Dosing and administration
DOSAGE AND ADMINISTRATION One to two drops of IOPIDINE® (apraclonidine ophthalmic solution) 0.5% should be instilled in the affected eye(s) three times daily. Since IOPIDINE® (apraclonidine ophthalmic solution) 0.5% will be used with other ocular glaucoma therapies, an approximate 5 minute interval between instillation of each medication should be practiced to prevent washout of the previous dose. NOT FOR INJECTION INTO THE EYE. NOT FOR ORAL INGESTION.

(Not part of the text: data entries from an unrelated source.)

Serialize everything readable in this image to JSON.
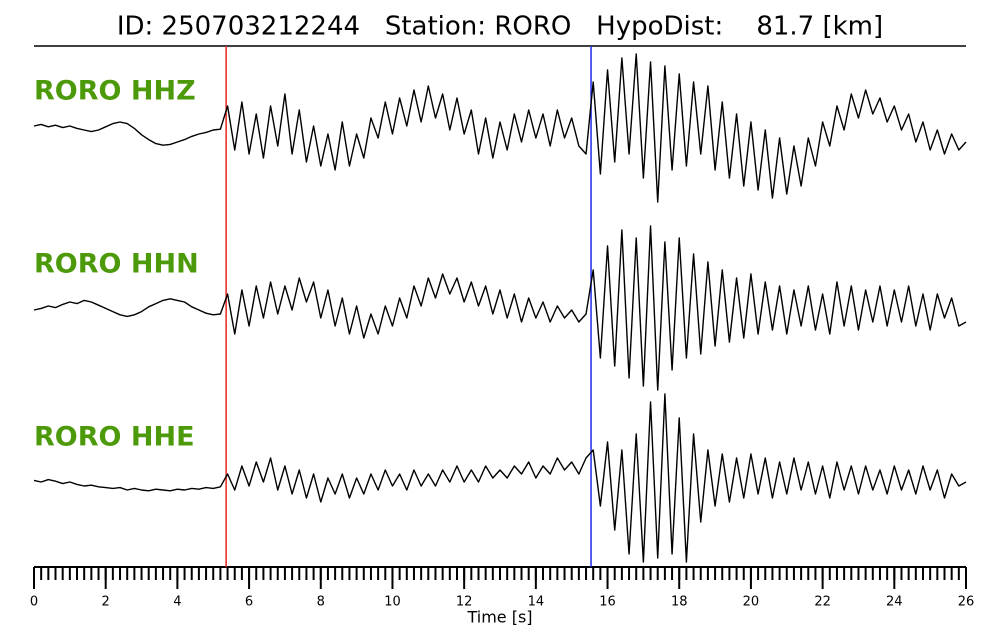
{
  "chart_data": {
    "type": "waveform",
    "title": "ID: 250703212244   Station: RORO   HypoDist:    81.7 [km]",
    "xlabel": "Time [s]",
    "xlim": [
      0,
      26
    ],
    "xticks": [
      0,
      2,
      4,
      6,
      8,
      10,
      12,
      14,
      16,
      18,
      20,
      22,
      24,
      26
    ],
    "xminorticks": [
      0,
      0.2,
      0.4,
      0.6,
      0.8,
      1,
      1.2,
      1.4,
      1.6,
      1.8,
      2,
      2.2,
      2.4,
      2.6,
      2.8,
      3,
      3.2,
      3.4,
      3.6,
      3.8,
      4,
      4.2,
      4.4,
      4.6,
      4.8,
      5,
      5.2,
      5.4,
      5.6,
      5.8,
      6,
      6.2,
      6.4,
      6.6,
      6.8,
      7,
      7.2,
      7.4,
      7.6,
      7.8,
      8,
      8.2,
      8.4,
      8.6,
      8.8,
      9,
      9.2,
      9.4,
      9.6,
      9.8,
      10,
      10.2,
      10.4,
      10.6,
      10.8,
      11,
      11.2,
      11.4,
      11.6,
      11.8,
      12,
      12.2,
      12.4,
      12.6,
      12.8,
      13,
      13.2,
      13.4,
      13.6,
      13.8,
      14,
      14.2,
      14.4,
      14.6,
      14.8,
      15,
      15.2,
      15.4,
      15.6,
      15.8,
      16,
      16.2,
      16.4,
      16.6,
      16.8,
      17,
      17.2,
      17.4,
      17.6,
      17.8,
      18,
      18.2,
      18.4,
      18.6,
      18.8,
      19,
      19.2,
      19.4,
      19.6,
      19.8,
      20,
      20.2,
      20.4,
      20.6,
      20.8,
      21,
      21.2,
      21.4,
      21.6,
      21.8,
      22,
      22.2,
      22.4,
      22.6,
      22.8,
      23,
      23.2,
      23.4,
      23.6,
      23.8,
      24,
      24.2,
      24.4,
      24.6,
      24.8,
      25,
      25.2,
      25.4,
      25.6,
      25.8,
      26
    ],
    "ylim": [
      -1,
      1
    ],
    "label_color": "#4c9a0a",
    "markers": [
      {
        "x": 5.36,
        "color": "#e8261f"
      },
      {
        "x": 15.54,
        "color": "#1f2be8"
      }
    ],
    "x": [
      0,
      0.2,
      0.4,
      0.6,
      0.8,
      1,
      1.2,
      1.4,
      1.6,
      1.8,
      2,
      2.2,
      2.4,
      2.6,
      2.8,
      3,
      3.2,
      3.4,
      3.6,
      3.8,
      4,
      4.2,
      4.4,
      4.6,
      4.8,
      5,
      5.2,
      5.4,
      5.6,
      5.8,
      6,
      6.2,
      6.4,
      6.6,
      6.8,
      7,
      7.2,
      7.4,
      7.6,
      7.8,
      8,
      8.2,
      8.4,
      8.6,
      8.8,
      9,
      9.2,
      9.4,
      9.6,
      9.8,
      10,
      10.2,
      10.4,
      10.6,
      10.8,
      11,
      11.2,
      11.4,
      11.6,
      11.8,
      12,
      12.2,
      12.4,
      12.6,
      12.8,
      13,
      13.2,
      13.4,
      13.6,
      13.8,
      14,
      14.2,
      14.4,
      14.6,
      14.8,
      15,
      15.2,
      15.4,
      15.6,
      15.8,
      16,
      16.2,
      16.4,
      16.6,
      16.8,
      17,
      17.2,
      17.4,
      17.6,
      17.8,
      18,
      18.2,
      18.4,
      18.6,
      18.8,
      19,
      19.2,
      19.4,
      19.6,
      19.8,
      20,
      20.2,
      20.4,
      20.6,
      20.8,
      21,
      21.2,
      21.4,
      21.6,
      21.8,
      22,
      22.2,
      22.4,
      22.6,
      22.8,
      23,
      23.2,
      23.4,
      23.6,
      23.8,
      24,
      24.2,
      24.4,
      24.6,
      24.8,
      25,
      25.2,
      25.4,
      25.6,
      25.8,
      26
    ],
    "series": [
      {
        "name": "RORO HHZ",
        "color": "#000000",
        "values": [
          0.05,
          0.07,
          0.04,
          0.06,
          0.03,
          0.05,
          0.02,
          0.0,
          -0.02,
          0.0,
          0.04,
          0.08,
          0.1,
          0.08,
          0.02,
          -0.06,
          -0.12,
          -0.17,
          -0.19,
          -0.18,
          -0.15,
          -0.12,
          -0.08,
          -0.05,
          -0.03,
          0.0,
          0.01,
          0.3,
          -0.25,
          0.35,
          -0.3,
          0.2,
          -0.35,
          0.3,
          -0.2,
          0.45,
          -0.3,
          0.25,
          -0.4,
          0.05,
          -0.45,
          -0.05,
          -0.5,
          0.1,
          -0.45,
          -0.05,
          -0.35,
          0.15,
          -0.1,
          0.35,
          -0.05,
          0.4,
          0.05,
          0.5,
          0.1,
          0.55,
          0.15,
          0.45,
          0.0,
          0.4,
          -0.05,
          0.25,
          -0.3,
          0.15,
          -0.35,
          0.1,
          -0.25,
          0.2,
          -0.15,
          0.25,
          -0.1,
          0.2,
          -0.2,
          0.25,
          -0.1,
          0.15,
          -0.2,
          -0.3,
          0.6,
          -0.55,
          0.75,
          -0.4,
          0.9,
          -0.3,
          0.95,
          -0.6,
          0.85,
          -0.9,
          0.8,
          -0.5,
          0.7,
          -0.45,
          0.6,
          -0.3,
          0.55,
          -0.5,
          0.35,
          -0.6,
          0.2,
          -0.7,
          0.1,
          -0.75,
          0.0,
          -0.85,
          -0.1,
          -0.8,
          -0.2,
          -0.7,
          -0.1,
          -0.45,
          0.1,
          -0.2,
          0.3,
          0.0,
          0.45,
          0.15,
          0.5,
          0.2,
          0.4,
          0.1,
          0.3,
          0.0,
          0.2,
          -0.15,
          0.1,
          -0.25,
          0.0,
          -0.3,
          -0.05,
          -0.25,
          -0.15
        ]
      },
      {
        "name": "RORO HHN",
        "color": "#000000",
        "values": [
          0.0,
          0.02,
          0.05,
          0.03,
          0.07,
          0.1,
          0.08,
          0.12,
          0.1,
          0.06,
          0.02,
          -0.02,
          -0.06,
          -0.08,
          -0.06,
          -0.02,
          0.04,
          0.08,
          0.12,
          0.14,
          0.12,
          0.1,
          0.04,
          0.0,
          -0.04,
          -0.06,
          -0.05,
          0.2,
          -0.3,
          0.25,
          -0.2,
          0.3,
          -0.1,
          0.35,
          -0.05,
          0.3,
          0.0,
          0.4,
          0.1,
          0.35,
          -0.1,
          0.25,
          -0.2,
          0.15,
          -0.3,
          0.05,
          -0.35,
          -0.05,
          -0.3,
          0.05,
          -0.2,
          0.15,
          -0.1,
          0.3,
          0.05,
          0.4,
          0.15,
          0.45,
          0.2,
          0.4,
          0.1,
          0.35,
          0.05,
          0.3,
          -0.05,
          0.25,
          -0.1,
          0.2,
          -0.15,
          0.15,
          -0.1,
          0.1,
          -0.15,
          0.05,
          -0.1,
          0.0,
          -0.15,
          -0.05,
          0.5,
          -0.6,
          0.8,
          -0.7,
          1.0,
          -0.85,
          0.9,
          -0.95,
          1.05,
          -1.0,
          0.85,
          -0.75,
          0.9,
          -0.6,
          0.7,
          -0.55,
          0.6,
          -0.45,
          0.5,
          -0.4,
          0.4,
          -0.35,
          0.45,
          -0.3,
          0.35,
          -0.25,
          0.3,
          -0.3,
          0.25,
          -0.2,
          0.3,
          -0.25,
          0.2,
          -0.3,
          0.35,
          -0.2,
          0.3,
          -0.25,
          0.25,
          -0.15,
          0.3,
          -0.2,
          0.25,
          -0.15,
          0.3,
          -0.2,
          0.2,
          -0.25,
          0.2,
          -0.1,
          0.15,
          -0.2,
          -0.15
        ]
      },
      {
        "name": "RORO HHE",
        "color": "#000000",
        "values": [
          0.02,
          0.0,
          0.03,
          0.01,
          -0.02,
          0.0,
          -0.03,
          -0.05,
          -0.04,
          -0.06,
          -0.07,
          -0.08,
          -0.07,
          -0.1,
          -0.08,
          -0.1,
          -0.11,
          -0.09,
          -0.1,
          -0.11,
          -0.09,
          -0.1,
          -0.08,
          -0.09,
          -0.07,
          -0.08,
          -0.06,
          0.1,
          -0.1,
          0.2,
          -0.05,
          0.25,
          0.0,
          0.3,
          -0.1,
          0.2,
          -0.15,
          0.15,
          -0.2,
          0.1,
          -0.25,
          0.05,
          -0.15,
          0.1,
          -0.2,
          0.05,
          -0.15,
          0.1,
          -0.1,
          0.15,
          -0.05,
          0.1,
          -0.1,
          0.15,
          -0.05,
          0.1,
          -0.05,
          0.15,
          0.0,
          0.2,
          0.0,
          0.15,
          0.0,
          0.2,
          0.05,
          0.15,
          0.05,
          0.2,
          0.1,
          0.25,
          0.05,
          0.2,
          0.1,
          0.3,
          0.15,
          0.25,
          0.1,
          0.3,
          0.4,
          -0.3,
          0.5,
          -0.6,
          0.4,
          -0.9,
          0.6,
          -1.0,
          1.0,
          -0.95,
          1.1,
          -0.9,
          0.8,
          -1.0,
          0.6,
          -0.5,
          0.4,
          -0.3,
          0.35,
          -0.25,
          0.3,
          -0.2,
          0.35,
          -0.15,
          0.3,
          -0.2,
          0.25,
          -0.15,
          0.3,
          -0.1,
          0.25,
          -0.15,
          0.2,
          -0.2,
          0.25,
          -0.1,
          0.2,
          -0.15,
          0.2,
          -0.1,
          0.15,
          -0.15,
          0.2,
          -0.1,
          0.15,
          -0.15,
          0.2,
          -0.1,
          0.15,
          -0.2,
          0.1,
          -0.05,
          0.0
        ]
      }
    ]
  }
}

Drug Interactions Apraclonidine should not be used in patients receiving MAO inhibitors (see CONTRAINDICATIONS). Although no specific drug interactions with topical glaucoma drugs or systemic medications were identified in clinical studies of IOPIDINE® (apraclonidine ophthalmic solution) 0.5%, the possibility of an additive or potentiating effect with CNS depressants (alcohol, barbiturates, opiates, sedatives, anesthetics) should be considered. Tricyclic antidepressants have been reported to blunt the hypotensive effect of systemic clonidine. It is not known whether the concurrent use of these agents with apraclonidine can lead to a reduction in IOP lowering effect. No data on the level of circulating catecholamines after apraclonidine withdrawal are available. Caution, however, is advised in patients taking tricyclic antidepressants which can affect the metabolism and uptake of circulating amines. An additive hypotensive effect has been reported with the combination of systemic clonidine and neuroleptic therapy. Systemic clonidine may inhibit the production of catecholamines in response to insulin-induced hypoglycemia and mask the signs and symptoms of hypoglycemia. Since apraclonidine may reduce pulse and blood pressure, caution in using drugs such as beta-blockers (ophthalmic and systemic), antihypertensives, and cardiac glycosides is advised. Patients using cardiovascular drugs concurrently with IOPIDINE® (apraclonidine ophthalmic solution) 0.5% should have pulse and blood pressures frequently monitored. Caution should be exercised with simultaneous use of clonidine and other similar pharmacologic agents.

More information

Category Value
Authorisation number NDA020258
Agency product number D2VW67N38H
Orphan designation No
Product NDC 0065-0665
Date Last Revised 01-06-2018
RXCUI 108896
Marketing authorisation holder Alcon Laboratories, Inc.